Aux termes de l’article L. 631-1 du code de l’entrée et du séjour des étrangers et du droit d’asile : « L’autorité administrative peut décider d’expulser un étranger lorsque sa présence en France constitue une menace grave pour l’ordre public, sous réserve des conditions propres aux étrangers mentionnés aux articles L. 631-2 et L. 631-3. ». Aux termes de l’article L. 631-2 du même code : « Ne peut faire l’objet d’une décision d’expulsion que si elle constitue une nécessité impérieuse pour la sûreté de l’Etat ou la sécurité publique et sous réserve que l’article L. 631-3 n’y fasse pas obstacle : 1° L’étranger qui est père ou mère d’un enfant français mineur résidant en France, à condition qu’il établisse contribuer effectivement à l’entretien et à l’éducation de l’enfant dans les conditions prévues par l’article 371-2 du code civil depuis la naissance de celui-ci ou depuis au moins un an ; / 2° L’étranger marié depuis au moins trois ans avec un conjoint de nationalité française, à condition que la communauté de vie n’ait pas cessé depuis le mariage et que le conjoint ait conservé la nationalité française ; /3° L’étranger qui réside régulièrement en France depuis plus de dix ans, sauf s’il a été pendant toute cette période titulaire d’une carte de séjour temporaire ou pluriannuelle portant la mention « étudiant » (….) ». Ce même article prévoit toutefois que, par dérogation, peut faire l’objet d’une décision d’expulsion en application de l’article L. 631-1, l’étranger mentionné aux 1° à 4° de l’article, notamment, lorsque les faits à l’origine de la décision d’expulsion ont été commis à l’encontre de son conjoint, d’un ascendant ou de ses enfants ou de tout enfant sur lequel il exerce l’autorité parentale ou s’il a été condamné définitivement à une peine d’emprisonnement ferme au moins égale à cinq ans, la durée de cette peine ayant été ramenée à trois ans par l’article 35 de la loi n° 2024-42 du 26 janvier 2024.
En outre, aux termes de l’article L. 631-3 du code de l’entrée et du séjour des étrangers et du droit d’asile : « Ne peut faire l’objet d’une décision d’expulsion qu’en cas de comportements de nature à porter atteinte aux intérêts fondamentaux de l’Etat (…) / 3° L’étranger qui réside régulièrement en France depuis plus de dix ans et qui est marié depuis au moins quatre ans soit avec un ressortissant français ayant conservé la nationalité française, soit avec un ressortissant étranger relevant du 1°, à condition que la communauté de vie n’ait pas cessée depuis le mariage ; / 4° L’étranger qui réside régulièrement en France depuis plus de dix ans et qui est père ou mère d’un enfant français mineur résidant en France, à condition qu’il établisse contribuer effectivement à l’entretien et à l’éducation de l’enfant dans les conditions prévues par l’article 371-2 du code civil depuis la naissance de celui-ci ou depuis au moins un an (…) / Par dérogation au présent article, l’étranger mentionné aux 1° à 5° peut faire l’objet d’une décision d’expulsion en application des articles L. 631-1 ou L. 631-2 lorsque les faits à l’origine de la décision d’expulsion ont été commis à l’encontre de son conjoint, d’un ascendant ou de ses enfants ou de tout enfant sur lequel il exerce l’autorité parentale. / Par dérogation au présent article, peut faire l’objet d’une décision d’expulsion en application de l’article L. 631-1 l’étranger mentionné aux 1° à 5° du présent article lorsqu’il a déjà fait l’objet d’une condamnation définitive pour des crimes ou délits punis de cinq ans ou plus d’emprisonnement ou de trois ans en réitération de crimes ou délits punis de la même peine. (…) ».

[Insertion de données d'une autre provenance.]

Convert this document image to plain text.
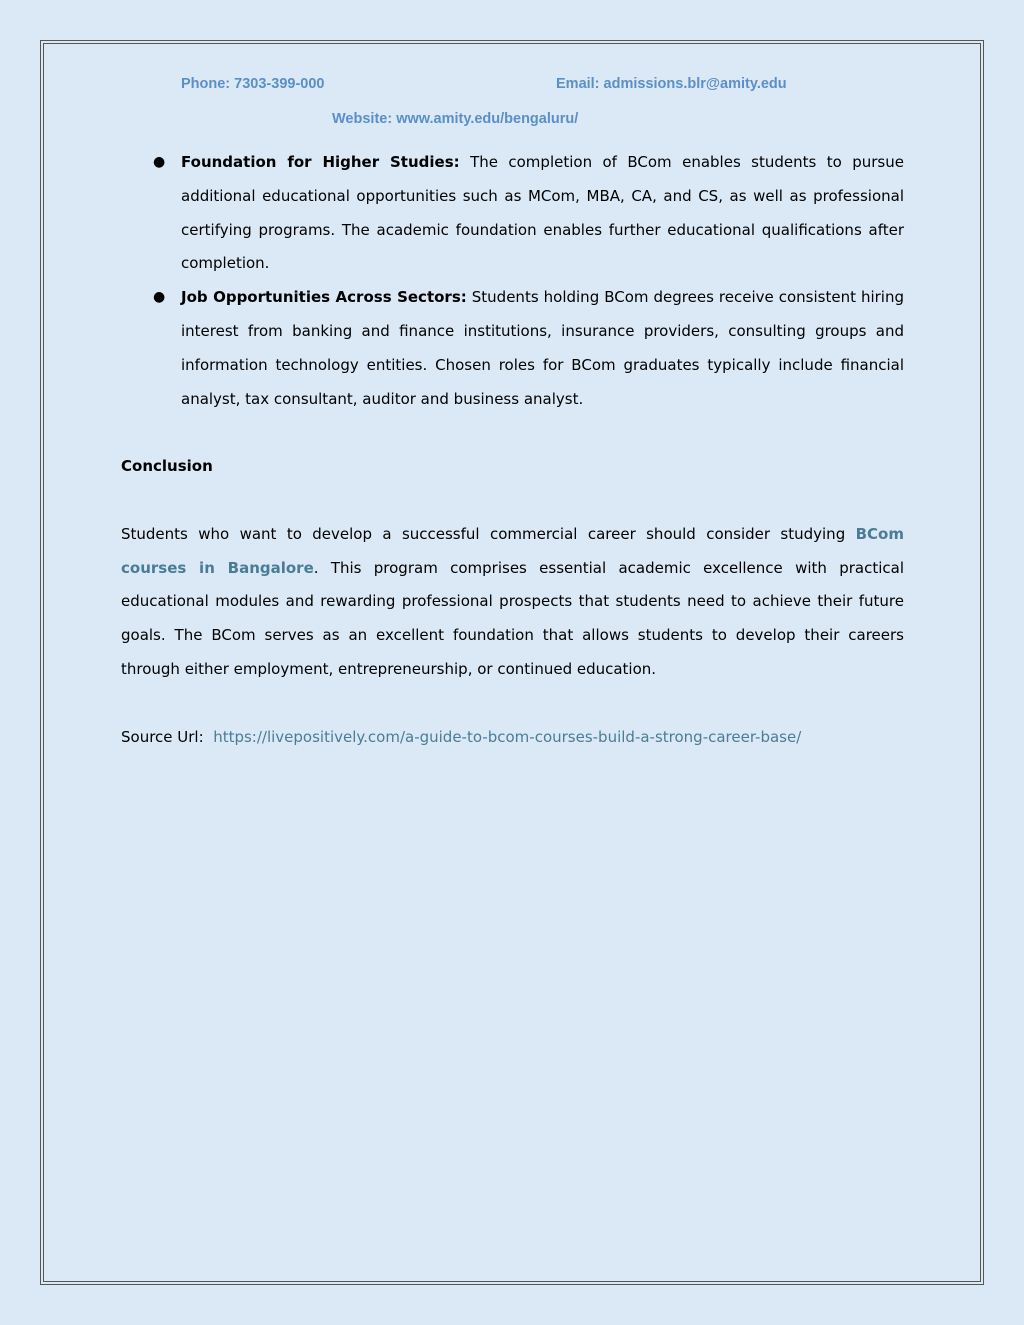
Phone: 7303-399-000	Email: admissions.blr@amity.edu
Website: www.amity.edu/bengaluru/
● Foundation for Higher Studies: The completion of BCom enables students to pursue additional educational opportunities such as MCom, MBA, CA, and CS, as well as professional certifying programs. The academic foundation enables further educational qualifications after completion.
● Job Opportunities Across Sectors: Students holding BCom degrees receive consistent hiring interest from banking and finance institutions, insurance providers, consulting groups and information technology entities. Chosen roles for BCom graduates typically include financial analyst, tax consultant, auditor and business analyst.
Conclusion
Students who want to develop a successful commercial career should consider studying BCom courses in Bangalore. This program comprises essential academic excellence with practical educational modules and rewarding professional prospects that students need to achieve their future goals. The BCom serves as an excellent foundation that allows students to develop their careers through either employment, entrepreneurship, or continued education.
Source Url: https://livepositively.com/a-guide-to-bcom-courses-build-a-strong-career-base/
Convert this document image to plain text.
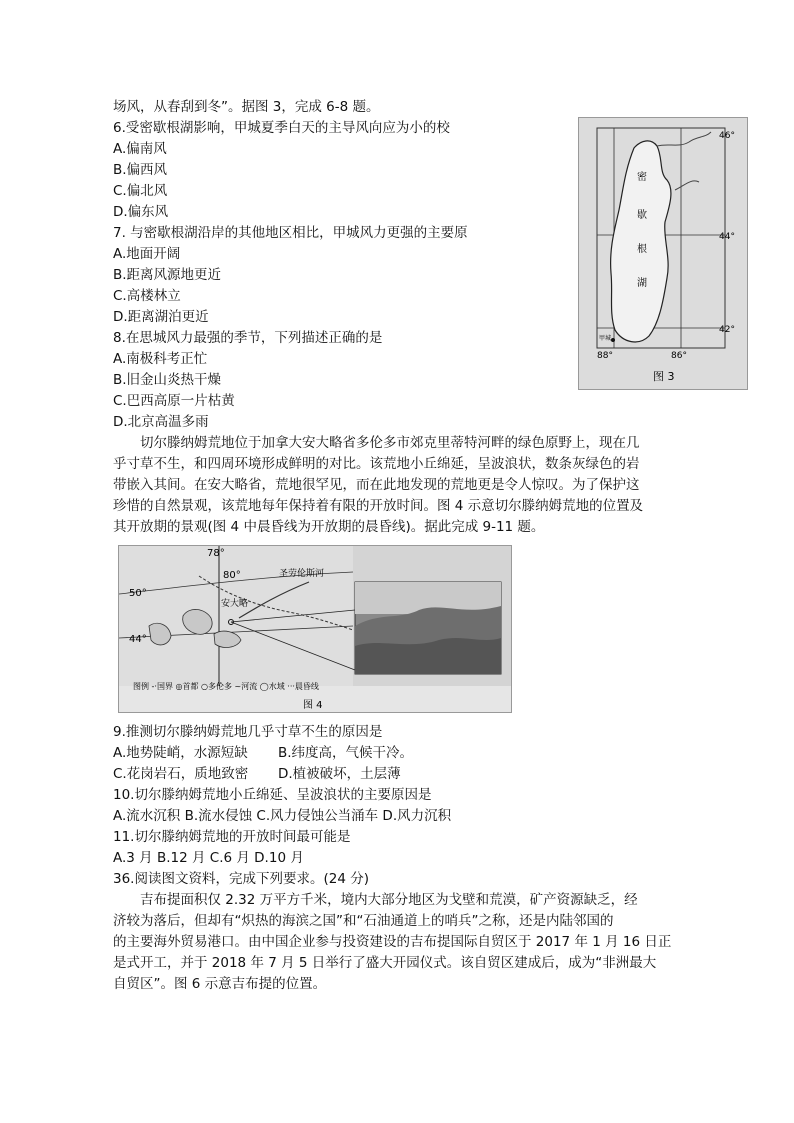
场风，从春刮到冬”。据图 3，完成 6-8 题。
6.受密歇根湖影响，甲城夏季白天的主导风向应为小的校
A.偏南风
B.偏西风
C.偏北风
D.偏东风
7. 与密歇根湖沿岸的其他地区相比，甲城风力更强的主要原
A.地面开阔
B.距离风源地更近
C.高楼林立
D.距离湖泊更近
8.在思城风力最强的季节，下列描述正确的是
A.南极科考正忙
B.旧金山炎热干燥
C.巴西高原一片枯黄
D.北京高温多雨
切尔滕纳姆荒地位于加拿大安大略省多伦多市郊克里蒂特河畔的绿色原野上，现在几
乎寸草不生，和四周环境形成鲜明的对比。该荒地小丘绵延，呈波浪状，数条灰绿色的岩
带嵌入其间。在安大略省，荒地很罕见，而在此地发现的荒地更是令人惊叹。为了保护这
珍惜的自然景观，该荒地每年保持着有限的开放时间。图 4 示意切尔滕纳姆荒地的位置及
其开放期的景观(图 4 中晨昏线为开放期的晨昏线)。据此完成 9-11 题。
密
歇
根
湖
46°
44°
42°
88°	86°
甲城
图 3
78°
80°
50°
44°
圣劳伦斯河
安大略
图例 -·国界 ◎首都 ○多伦多 ~河流 ◯水域 ···晨昏线
图 4
9.推测切尔滕纳姆荒地几乎寸草不生的原因是
A.地势陡峭，水源短缺 B.纬度高，气候干冷。
C.花岗岩石，质地致密 D.植被破坏，土层薄
10.切尔滕纳姆荒地小丘绵延、呈波浪状的主要原因是
A.流水沉积 B.流水侵蚀 C.风力侵蚀公当涌车 D.风力沉积
11.切尔滕纳姆荒地的开放时间最可能是
A.3 月 B.12 月 C.6 月 D.10 月
36.阅读图文资料，完成下列要求。(24 分)
吉布提面积仅 2.32 万平方千米，境内大部分地区为戈壁和荒漠，矿产资源缺乏，经
济较为落后，但却有“炽热的海滨之国”和“石油通道上的哨兵”之称，还是内陆邻国的
的主要海外贸易港口。由中国企业参与投资建设的吉布提国际自贸区于 2017 年 1 月 16 日正
是式开工，并于 2018 年 7 月 5 日举行了盛大开园仪式。该自贸区建成后，成为“非洲最大
自贸区”。图 6 示意吉布提的位置。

En l’état de l’instruction, aucun des moyens soulevés par M. D… n’est de nature à créer un doute sérieux sur la légalité de l’arrêté du 27 avril 2026 prononçant son expulsion vers la Tunisie.
Il résulte de ce qui précède, et sans qu’il soit besoin de se prononcer sur la condition relative à l’urgence, que les conclusions de M. D… formulées au titre de l’article L. 521-1 du code de justice administrative doivent être rejetées ainsi que, par voie de conséquence, les conclusions relatives aux frais de l’instance.
O R D O N N E :
Article 1er : M. D… est admis, à titre provisoire, au bénéfice de l’aide juridictionnelle.
Article 2 : La requête de M. D… est rejetée.
Article 3 : La présente ordonnance sera notifiée à M. A… D…, à Me Courset et au ministre de l’intérieur.
Copie en sera adressée au préfet du Calvados et au bureau d’aide juridictionnelle.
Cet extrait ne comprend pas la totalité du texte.